Se detuvo cuando estuvo a
pocos metros de la entrada al bosque. Miró arriba y vio alrededor de
las copas cómo se deformaba el cielo, era como mirar a través del
agua, era como si hubiera algo en el aire que no permitiera el
correcto trayecto de la luz de las estrellas. Un resplandor intenso
lo sacó de su ensimismamiento y se adentró en el bosque de sus
misterios.
Se preguntó cómo era
posible que su abuelo nunca viera esa luz salir de allí. Él hacía
días que la había divisado. Y desde entonces notó que esta
aumentaba en intensidad con el paso del tiempo.
Caminó esquivando ramas
muertas y rogando no cruzarse con ningún animal salvaje. Se detuvo
cuando vio un objeto oscuro, de un metro de alto y cilíndrico. Raúl
se acercó y lo tocó suavemente, con miedo. Otro destello de luz lo
expulsó hacia atrás y su mente se puso en blanco. Vio por un breve
instante un símbolo que reconocía muy bien: era el mismo que había
en la llave plateada de su abuelo. Él sabía sobre la luz, sobre el
objeto extraño en el bosque; pero Raúl lo olvidaría porque los
recuerdos y el tiempo no existen donde estos convergen a su final.

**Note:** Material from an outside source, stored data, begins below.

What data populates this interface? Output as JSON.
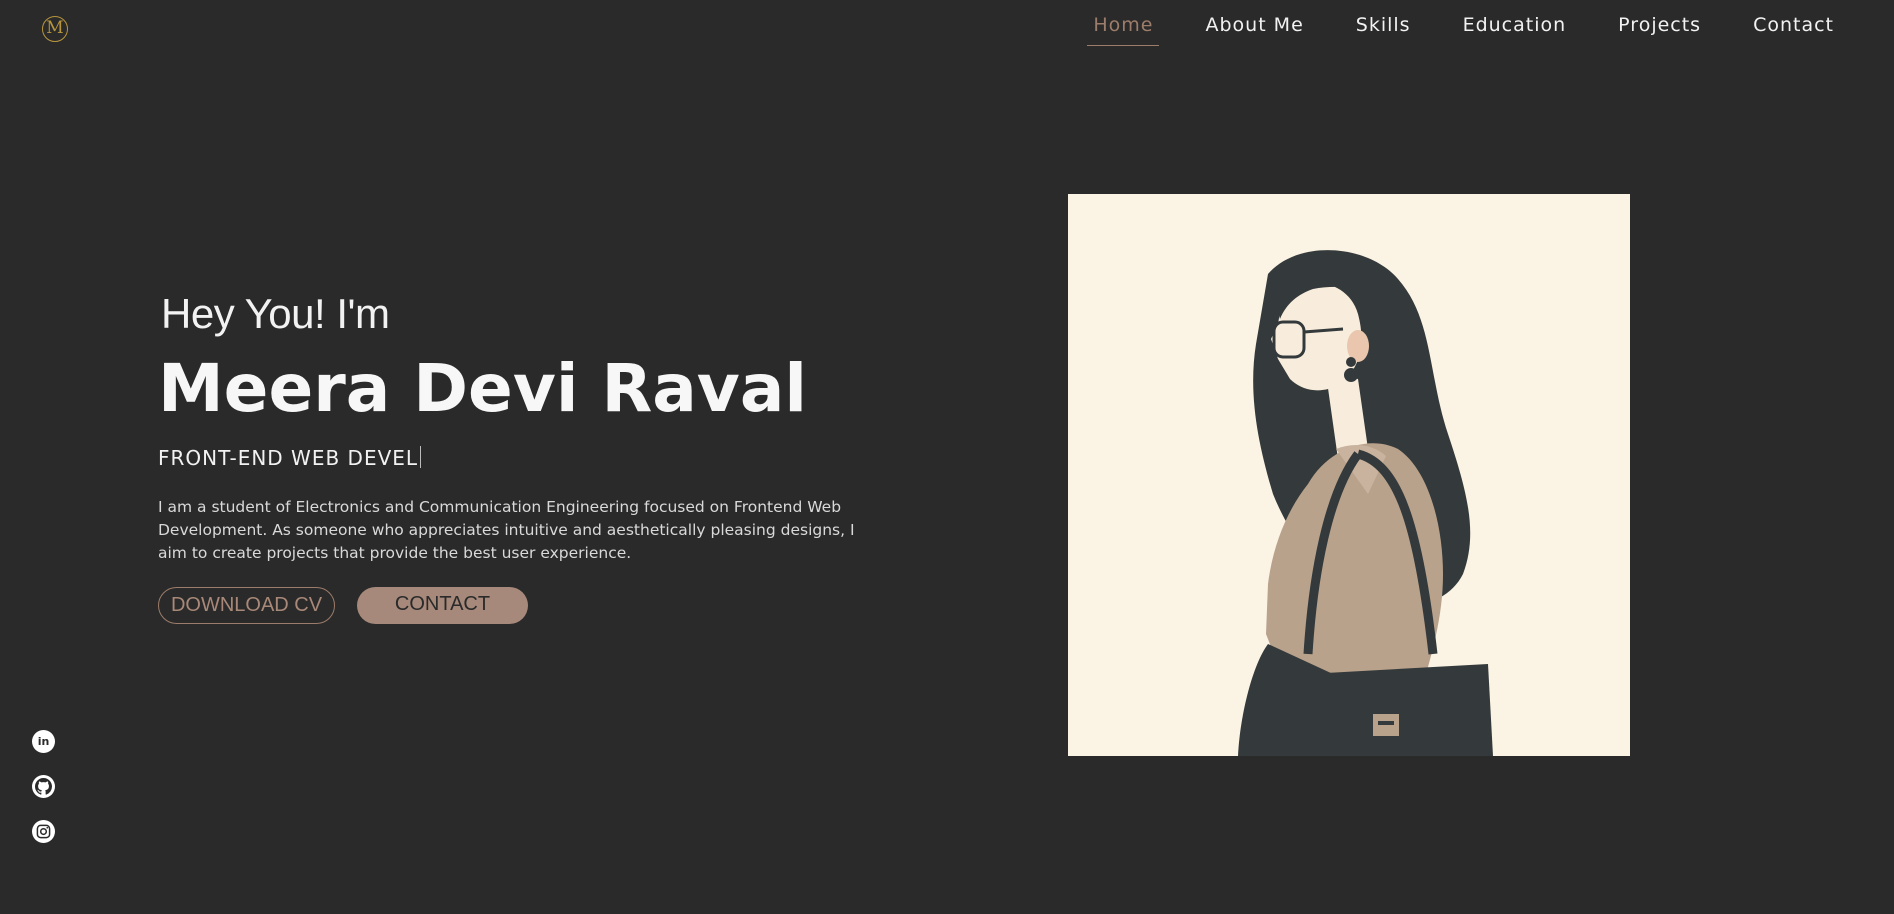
{
  "logo": {
    "letter": "M"
  },
  "nav": {
    "items": [
      {
        "label": "Home",
        "active": true
      },
      {
        "label": "About Me",
        "active": false
      },
      {
        "label": "Skills",
        "active": false
      },
      {
        "label": "Education",
        "active": false
      },
      {
        "label": "Projects",
        "active": false
      },
      {
        "label": "Contact",
        "active": false
      }
    ]
  },
  "hero": {
    "greeting": "Hey You! I'm",
    "name": "Meera Devi Raval",
    "role_typed": "FRONT-END WEB DEVEL",
    "intro": "I am a student of Electronics and Communication Engineering focused on Frontend Web Development. As someone who appreciates intuitive and aesthetically pleasing designs, I aim to create projects that provide the best user experience.",
    "buttons": {
      "download_cv": "DOWNLOAD CV",
      "contact": "CONTACT"
    }
  },
  "social": {
    "icons": [
      "linkedin-icon",
      "github-icon",
      "instagram-icon"
    ],
    "linkedin_glyph": "in"
  },
  "colors": {
    "background": "#2a2a2a",
    "accent": "#9c7c6a",
    "button_fill": "#a6897a",
    "logo_gold": "#b8963e",
    "portrait_bg": "#fbf3e4"
  }
}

Era el único modo que tenía la luz de protegerse a sí misma. Todo
dependía del momento y la intensidad de esta para afectar los
recuerdos. Era como si ella tuviera vida propia y al mismo tiempo
necesitase de la vida de otros para subsistir.
El fin de los tiempos es el
comienzo de los recuerdos, el inicio de la vida y el olvido de los
dolores.
El fin de los tiempos era
la llave hacia las esperanzas perdidas en el caos que la atmósfera
no era capaz de esconder.
Raúl abrió sus ojos.
Estaba en su cama, tapado con las sábanas y calentito, como si no
hubiera salido de ella en toda la noche. Su abuelo se encontraba
apoyado en el umbral de la puerta de la habitación.
—¿Qué pasó, abuelo?
—Nada —respondió este.
Cerró la puerta y se oyeron los pasos de sus zapatos.
Raúl oía un zumbido leve
en su cabeza. Esta le dolía un poco. No recordaba qué había hecho
durante la noche. Era como si sus recuerdos hubiesen sido borrados.
Cerró sus ojos y procuró dormir. Se dijo a sí mismo que era mejor
vivir con los ojos cerrados a ver lo que en verdad lo rodeaba, nos rodea: lo que
nos hace vivir y morir sin causa alguna.